Add the path of the reference image and the aligned dwpose to the test config file ./configs/test_stage_2.yaml
as the example:
test_cases:
"./assets/images/ref.png":
- "./assets/poses/align/img_ref_video_dance.mp4"
Then, simply run
python test_stage_2.py --config ./configs/test_stage_2.yaml
./configs/test_stage_2.yaml
is the path to the inference configuration file.
Finally, you can see the output results in ./output/
If you want to reduce the VRAM cost, you could set the width and height for inference. For example,
python test_stage_2.py --config ./configs/test_stage_2.yaml -W 512 -H 512
It will generate the video at 512 x 512 first, and then resize it back to the original size of the pose video.
Currently, it takes 16GB VRAM to run on 512 x 512 x 48 and takes 28GB VRAM to run on 768 x 768 x 48. However, it should be noticed that the inference resolution would affect the final results (especially face region).
If you want to enhance the face region to have a better consistency of the face, you could use FaceFusion.
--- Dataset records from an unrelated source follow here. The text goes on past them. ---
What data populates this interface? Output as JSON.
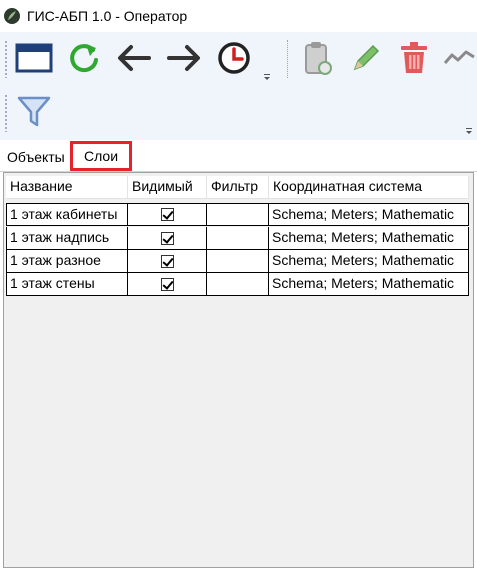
{
  "window": {
    "title": "ГИС-АБП 1.0 - Оператор"
  },
  "toolbar": {
    "buttons": [
      {
        "name": "window-icon",
        "color": "#1f3f7a"
      },
      {
        "name": "refresh-icon",
        "color": "#2ea82e"
      },
      {
        "name": "arrow-left-icon",
        "color": "#333333"
      },
      {
        "name": "arrow-right-icon",
        "color": "#333333"
      },
      {
        "name": "clock-icon",
        "color": "#d41f1f"
      },
      {
        "name": "clipboard-icon",
        "color": "#9a9a9a"
      },
      {
        "name": "pencil-icon",
        "color": "#7cc16a"
      },
      {
        "name": "trash-icon",
        "color": "#e05a5a"
      },
      {
        "name": "chart-line-icon",
        "color": "#8a8a8a"
      }
    ],
    "filter_icon": {
      "name": "filter-icon",
      "color": "#6b8fc7"
    }
  },
  "tabs": [
    {
      "label": "Объекты",
      "active": false
    },
    {
      "label": "Слои",
      "active": true
    }
  ],
  "table": {
    "headers": [
      "Название",
      "Видимый",
      "Фильтр",
      "Координатная система"
    ],
    "rows": [
      {
        "name": "1 этаж кабинеты",
        "visible": true,
        "filter": "",
        "coords": "Schema; Meters; Mathematic"
      },
      {
        "name": "1 этаж надпись",
        "visible": true,
        "filter": "",
        "coords": "Schema; Meters; Mathematic"
      },
      {
        "name": "1 этаж разное",
        "visible": true,
        "filter": "",
        "coords": "Schema; Meters; Mathematic"
      },
      {
        "name": "1 этаж стены",
        "visible": true,
        "filter": "",
        "coords": "Schema; Meters; Mathematic"
      }
    ]
  }
}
You could use the face-swap
function to swap the face in the reference image to the generated video.
- We thank AnimateAnyone for their technical report, and have refer much to Moore-AnimateAnyone and diffusers.
- We thank open-source components like AnimateDiff, dwpose, Stable Diffusion, etc..
Thanks for open-sourcing!
- Detail consitency: some details of the original character are not well preserved (e.g. face region and complex clothing).
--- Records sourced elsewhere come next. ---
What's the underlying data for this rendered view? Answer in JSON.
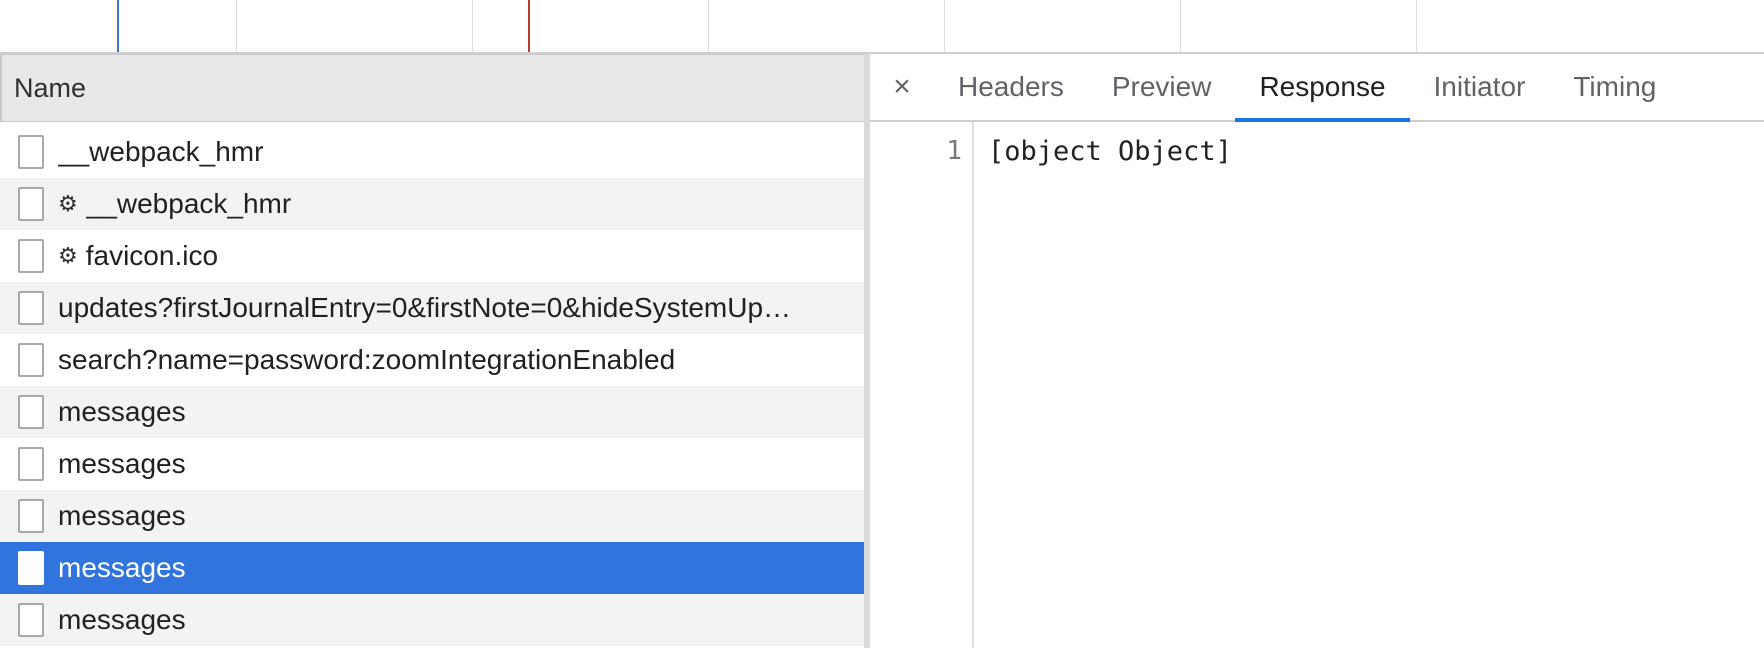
{
  "request_list": {
    "header": "Name",
    "rows": [
      {
        "label": "__webpack_hmr",
        "gear": false,
        "selected": false
      },
      {
        "label": "__webpack_hmr",
        "gear": true,
        "selected": false
      },
      {
        "label": "favicon.ico",
        "gear": true,
        "selected": false
      },
      {
        "label": "updates?firstJournalEntry=0&firstNote=0&hideSystemUp…",
        "gear": false,
        "selected": false
      },
      {
        "label": "search?name=password:zoomIntegrationEnabled",
        "gear": false,
        "selected": false
      },
      {
        "label": "messages",
        "gear": false,
        "selected": false
      },
      {
        "label": "messages",
        "gear": false,
        "selected": false
      },
      {
        "label": "messages",
        "gear": false,
        "selected": false
      },
      {
        "label": "messages",
        "gear": false,
        "selected": true
      },
      {
        "label": "messages",
        "gear": false,
        "selected": false
      }
    ]
  },
  "details": {
    "close_label": "×",
    "tabs": [
      "Headers",
      "Preview",
      "Response",
      "Initiator",
      "Timing"
    ],
    "active_tab": "Response",
    "response": {
      "line_number": "1",
      "content": "[object Object]"
    }
  },
  "icons": {
    "gear": "gear-icon",
    "close": "close-icon"
  },
  "colors": {
    "selected_row": "#3274dd",
    "active_tab_underline": "#1a73e8",
    "timeline_blue_marker": "#3b73d9",
    "timeline_red_marker": "#c0392b"
  }
}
- Noise and flickering: we observe noise and flicking in complex background.
@article{musepose,
title={MusePose: a Pose-Driven Image-to-Video Framework for Virtual Human Generation},
author={Tong, Zhengyan and Li, Chao and Chen, Zhaokang and Wu, Bin and Zhou, Wenjiang},
journal={arxiv},
year={2024}
}
code
: The code of MusePose is released under the MIT License. There is no limitation for both academic and commercial usage.model
: The trained model are available for non-commercial research purposes only.other opensource model
: Other open-source models used must comply with their license, such asft-mse-vae
,dwpose
, etc..- The testdata are collected from internet, which are available for non-commercial research purposes only.
AIGC
: This project strives to impact the domain of AI-driven video generation positively. Users are granted the freedom to create videos using this tool, but they are expected to comply with local laws and utilize it responsibly. The developers do not assume any responsibility for potential misuse by users.